I'm basically proposing a cross between your average blogging platform and Wikipedia. Continually evolving essays, edited collaboratively, to form a canon of the world's knowledge. A slightly more centralised solution to a problem that is usually solved by a wide variety of blogs, explanation videos on YouTube, and longer-than-allowed Twitter threads

Failure modes[edit]

  • Controversial topics: If you have a controversial topic, for example socialism, as people add their opinions in, the actual content will get pushed down. I don't want the socialism page to be 500 physical pages worth of "Socialism is good", "Socialism is bad" before getting to anything with value. Username142857 (talk) 11:25, 1 March 2022 (UTC)[reply]
  • Horcruxes: Wikipedia is already prone to edit warring. It turns out that people have wildly varying opinions about how to best display certain information. This problem might intensify if you're not just editing an objective Wikipedia article on epistemology, but writing an essay on epistemology that is potentially deeply intertwined with your own world view, you might get a bit touchy when someone else decides to overturn your delicious phrasing with their own cheap talk full of meaningless tautological redundancy. If you have an opposing viewpoint, you can of course just fork the essay, or rather, write a competing one, but people are probably going to be even more invested when they're not working on a purely non-personal article designed to represent the most popular arguments on a subject, and I don't think it would be wise to have 15 different essays on Wittgenstein and skepticism.
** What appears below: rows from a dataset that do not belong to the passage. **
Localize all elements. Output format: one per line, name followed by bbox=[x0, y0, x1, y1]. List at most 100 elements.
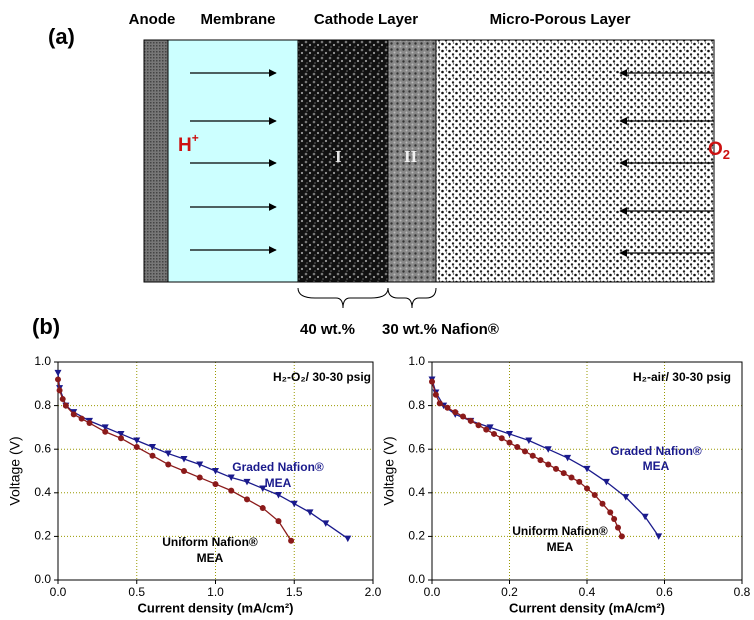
point bbox=[344, 535, 352, 543]
point bbox=[506, 439, 513, 446]
annotation: MEA bbox=[643, 459, 670, 473]
point bbox=[436, 400, 443, 407]
point bbox=[86, 420, 93, 427]
point bbox=[467, 417, 474, 424]
point bbox=[553, 465, 559, 472]
point bbox=[164, 450, 172, 458]
point bbox=[149, 452, 156, 459]
annotation: MEA bbox=[197, 551, 224, 565]
point bbox=[460, 413, 466, 420]
point bbox=[429, 378, 435, 385]
y-tick-label: 0.0 bbox=[408, 572, 425, 586]
point bbox=[537, 457, 544, 464]
point bbox=[611, 515, 618, 522]
plot-frame bbox=[431, 361, 743, 581]
panel-label: (b) bbox=[32, 314, 60, 339]
x-tick-label: 0.8 bbox=[734, 585, 751, 599]
plot-frame bbox=[57, 361, 374, 581]
point bbox=[54, 369, 62, 377]
proton-sup: + bbox=[192, 131, 199, 145]
y-tick-label: 0.8 bbox=[408, 398, 425, 412]
annotation: Graded Nafion® bbox=[610, 444, 702, 458]
point bbox=[149, 444, 156, 451]
point bbox=[475, 422, 482, 429]
point bbox=[483, 426, 490, 433]
x-axis-label: Current density (mA/cm²) bbox=[509, 600, 665, 615]
annotation: MEA bbox=[547, 540, 574, 554]
point bbox=[275, 518, 282, 525]
point bbox=[70, 411, 77, 418]
membrane bbox=[167, 39, 299, 283]
point bbox=[452, 409, 459, 416]
diagram: (a) Anode Membrane Cathode Layer Micro-P… bbox=[32, 11, 730, 339]
oxygen-arrows bbox=[619, 69, 714, 257]
annotation: H₂-air/ 30-30 psig bbox=[633, 370, 731, 384]
point bbox=[498, 435, 505, 442]
point bbox=[288, 537, 295, 544]
point bbox=[576, 478, 583, 485]
point bbox=[560, 470, 567, 477]
point bbox=[259, 505, 266, 512]
point bbox=[607, 509, 614, 516]
oxygen-sub: 2 bbox=[723, 147, 730, 162]
y-axis-label: Voltage (V) bbox=[381, 436, 397, 505]
point bbox=[212, 468, 219, 475]
panel-label: (a) bbox=[48, 24, 75, 49]
point bbox=[491, 430, 497, 437]
point bbox=[117, 430, 125, 438]
point bbox=[525, 437, 533, 444]
point bbox=[243, 478, 251, 486]
y-tick-label: 0.8 bbox=[34, 398, 51, 412]
point bbox=[615, 524, 621, 531]
point bbox=[78, 415, 85, 422]
annotation: H₂-O₂/ 30-30 psig bbox=[273, 370, 371, 384]
point bbox=[322, 520, 330, 527]
x-tick-label: 0.6 bbox=[656, 585, 673, 599]
x-tick-label: 0.0 bbox=[424, 585, 441, 599]
layer-label: Cathode Layer bbox=[314, 11, 418, 28]
point bbox=[275, 491, 282, 499]
point bbox=[564, 454, 572, 462]
layer-label: Anode bbox=[129, 11, 176, 28]
point bbox=[290, 500, 298, 508]
point bbox=[602, 478, 610, 486]
series-line bbox=[431, 381, 623, 537]
proton-arrows bbox=[190, 69, 277, 254]
cathode-layer-1 bbox=[297, 39, 389, 283]
x-tick-label: 1.0 bbox=[207, 585, 224, 599]
proton-label: H+ bbox=[178, 131, 199, 156]
point bbox=[583, 465, 591, 473]
point bbox=[618, 533, 625, 540]
x-axis-label: Current density (mA/cm²) bbox=[137, 600, 293, 615]
x-tick-label: 0.0 bbox=[50, 585, 67, 599]
point bbox=[133, 444, 140, 451]
micro-porous-layer bbox=[435, 39, 715, 283]
chart: 0.0 0.2 0.4 0.6 0.8 1.0 0.0 0.2 0.4 0.6 0.8 Current… bbox=[381, 354, 751, 615]
point bbox=[486, 424, 494, 431]
point bbox=[244, 496, 250, 503]
loading-label: 40 wt.% bbox=[300, 321, 355, 338]
point bbox=[568, 474, 575, 481]
y-tick-label: 0.2 bbox=[408, 529, 425, 543]
x-tick-label: 0.4 bbox=[579, 585, 596, 599]
point bbox=[655, 533, 663, 540]
point bbox=[118, 435, 124, 442]
chart: 0.0 0.2 0.4 0.6 0.8 1.0 0.0 0.5 1.0 1.5 2.0 Current… bbox=[7, 354, 382, 615]
point bbox=[529, 452, 536, 459]
oxygen-label: O2 bbox=[708, 139, 730, 162]
point bbox=[522, 448, 528, 455]
y-tick-label: 0.0 bbox=[34, 572, 51, 586]
layer-label: Membrane bbox=[200, 11, 275, 28]
point bbox=[133, 437, 141, 444]
point bbox=[55, 376, 61, 383]
cathode-layer-2 bbox=[387, 39, 437, 283]
point bbox=[181, 468, 187, 474]
brace bbox=[297, 287, 389, 309]
sublayer-label: I bbox=[335, 147, 342, 166]
point bbox=[102, 428, 109, 435]
y-tick-label: 0.4 bbox=[408, 485, 425, 499]
y-tick-label: 1.0 bbox=[34, 354, 51, 368]
point bbox=[227, 474, 235, 482]
point bbox=[56, 387, 63, 394]
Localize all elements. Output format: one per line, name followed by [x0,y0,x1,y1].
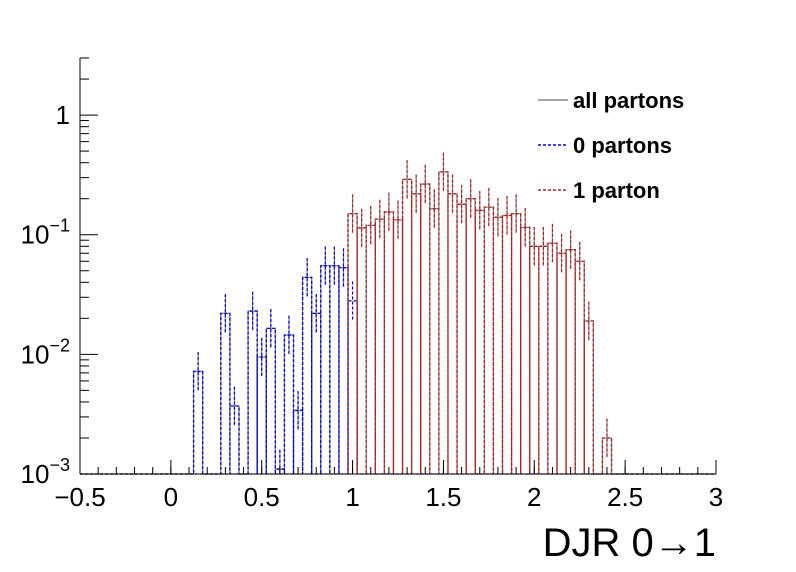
legend-label: all partons [573,88,684,113]
series-2 [80,246,716,475]
y-tick-label: 1 [56,100,70,130]
y-tick-label: 10−2 [21,335,70,369]
x-tick-label: 0 [164,482,178,512]
x-axis-title: DJR 0→1 [543,521,716,565]
legend-item: all partons [538,88,684,113]
x-tick-label: −0.5 [54,482,105,512]
x-tick-label: 1 [345,482,359,512]
x-tick-label: 3 [709,482,723,512]
legend-label: 0 partons [573,133,672,158]
x-tick-label: 2 [527,482,541,512]
x-tick-label: 2.5 [607,482,643,512]
legend-label: 1 parton [573,178,660,203]
x-tick-label: 0.5 [244,482,280,512]
legend: all partons 0 partons 1 parton [538,88,684,203]
x-tick-label: 1.5 [425,482,461,512]
legend-item: 0 partons [538,133,672,158]
axes-layer: −0.5 0 0.5 1 1.5 2 2.5 3 1 10−1 10−2 10−3 DJR 0→1 [21,57,723,565]
series-outline [80,265,716,475]
legend-item: 1 parton [538,178,660,203]
y-tick-label: 10−1 [21,216,70,250]
y-tick-label: 10−3 [21,455,70,489]
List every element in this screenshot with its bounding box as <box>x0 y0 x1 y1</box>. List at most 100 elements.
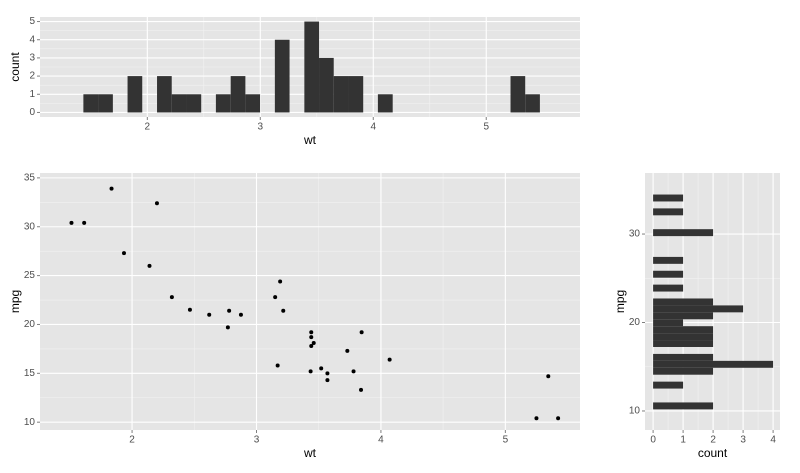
point <box>308 369 313 374</box>
point <box>309 335 314 340</box>
bar <box>157 76 172 113</box>
bar <box>186 94 202 113</box>
point <box>351 369 356 374</box>
bar <box>653 353 714 361</box>
bar <box>653 298 714 306</box>
y-tick-label: 1 <box>29 89 35 100</box>
y-tick-label: 25 <box>24 270 36 281</box>
point <box>121 251 126 256</box>
bar <box>245 94 261 113</box>
point <box>154 201 159 206</box>
y-tick-label: 3 <box>29 53 35 64</box>
bar <box>653 367 714 375</box>
x-axis-title: count <box>698 446 728 460</box>
bar <box>319 57 334 113</box>
point <box>534 416 539 421</box>
bar <box>653 333 714 341</box>
x-tick-label: 4 <box>378 435 384 446</box>
x-tick-label: 2 <box>145 122 151 133</box>
y-tick-label: 20 <box>24 319 36 330</box>
x-tick-label: 0 <box>650 435 656 446</box>
bar <box>653 270 684 278</box>
point <box>225 325 230 330</box>
bar <box>653 194 684 202</box>
point <box>345 348 350 353</box>
bar <box>653 305 744 313</box>
x-tick-label: 3 <box>258 122 264 133</box>
bar <box>333 76 349 113</box>
bar <box>274 39 290 113</box>
point <box>278 279 283 284</box>
bar <box>653 360 774 368</box>
y-tick-label: 10 <box>629 406 641 417</box>
x-tick-label: 2 <box>710 435 716 446</box>
x-tick-label: 3 <box>740 435 746 446</box>
x-tick-label: 5 <box>483 122 489 133</box>
point <box>387 357 392 362</box>
point <box>275 363 280 368</box>
bar <box>98 94 113 113</box>
bar <box>215 94 231 113</box>
point <box>325 371 330 376</box>
bar <box>127 76 143 113</box>
point <box>238 312 243 317</box>
bar <box>525 94 540 113</box>
y-tick-label: 30 <box>629 229 641 240</box>
y-tick-label: 10 <box>24 417 36 428</box>
y-tick-label: 35 <box>24 173 36 184</box>
bar <box>653 381 684 389</box>
x-axis-title: wt <box>303 133 317 147</box>
x-tick-label: 4 <box>370 122 376 133</box>
point <box>319 366 324 371</box>
point <box>169 295 174 300</box>
bar <box>653 326 714 334</box>
point <box>359 330 364 335</box>
point <box>309 330 314 335</box>
point <box>281 308 286 313</box>
point <box>227 308 232 313</box>
point <box>82 220 87 225</box>
point <box>546 374 551 379</box>
bar <box>653 319 684 327</box>
point <box>556 416 561 421</box>
bar <box>83 94 99 113</box>
bar <box>653 312 714 320</box>
panel-background <box>40 173 580 430</box>
point <box>273 295 278 300</box>
x-tick-label: 5 <box>503 435 509 446</box>
bar <box>653 229 714 237</box>
bar <box>653 284 684 292</box>
y-tick-label: 2 <box>29 71 35 82</box>
bar <box>653 402 714 410</box>
x-tick-label: 4 <box>770 435 776 446</box>
point <box>359 387 364 392</box>
point <box>69 220 74 225</box>
y-tick-label: 20 <box>629 317 641 328</box>
bar <box>304 21 320 113</box>
y-axis-title: mpg <box>613 290 627 313</box>
x-tick-label: 2 <box>129 435 135 446</box>
bar <box>653 340 714 347</box>
bar <box>171 94 187 113</box>
point <box>311 341 316 346</box>
bar <box>653 256 684 264</box>
y-tick-label: 0 <box>29 107 35 118</box>
x-tick-label: 1 <box>680 435 686 446</box>
point <box>325 378 330 383</box>
point <box>207 312 212 317</box>
y-tick-label: 5 <box>29 16 35 27</box>
x-axis-title: wt <box>303 446 317 460</box>
x-tick-label: 3 <box>254 435 260 446</box>
point <box>309 343 314 348</box>
y-axis-title: count <box>8 52 22 82</box>
bar <box>348 76 364 113</box>
y-axis-title: mpg <box>8 290 22 313</box>
bar <box>377 94 393 113</box>
y-tick-label: 15 <box>24 368 36 379</box>
point <box>147 263 152 268</box>
bar <box>510 76 526 113</box>
y-tick-label: 4 <box>29 34 35 45</box>
bar <box>653 208 684 216</box>
bar <box>230 76 246 113</box>
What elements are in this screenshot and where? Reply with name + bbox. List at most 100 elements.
To put it more poetically, the author might invest part of his soul into the creation of the essay, so that he may live forever in his position on the correct pronunciation of the word 'Quetzalcoatl' (I don't encourage writing essays about the pronunciation of words -- I'm just making a point). Mitigation: Some kind of community mechanism to resolve conflicts, or some kind of karma system where people who write better essays can overrule others?
  • Underrepresented viewpoints: As with Wikipedia, there would, naturally, be people who would contribute more than the average contributor. It would be safe to assume that essays reflecting on the viewpoints of these people might be better maintained, and perhaps better written, assuming that people with an extremely good grasp of the English (or any other) language are more likely to be more active on such a project. The exact opposite might also occur, and things that might be considered not notable enough by Wikipedia would be strongly featured (Maybe someone wants to write lots of essays about Magic: The Gathering).
  • Wildly varying quality: Again, a problem which isn't unique to this kind of project, but might be more strongly pronounced. You can start an article on Wikipedia by giving a short summary on the topic. You probably shouldn't write a five line long essay on a subject, and call it a day. It might also be more difficult for non-native speakers like me to contribute to essays, if we can't express ourselves well enough. Mitigation: A rigid quality control system implemented from the start

Proposed by[edit]

User:Milanandreew


Alternative names[edit]

WikiTracts, WikiDiscourse, WikiStudies


Related projects/proposals[edit]

  • Wikiversity -- but it's focused on learning resources.
  • Someone mentioned Google Knol on the original proposal, which I mistakenly started on the WMF Village pump.

Domain names[edit]

Apparently wikiessays.org is already in use, but wikitracts.org isn't, and neither is wikidiscourse.org.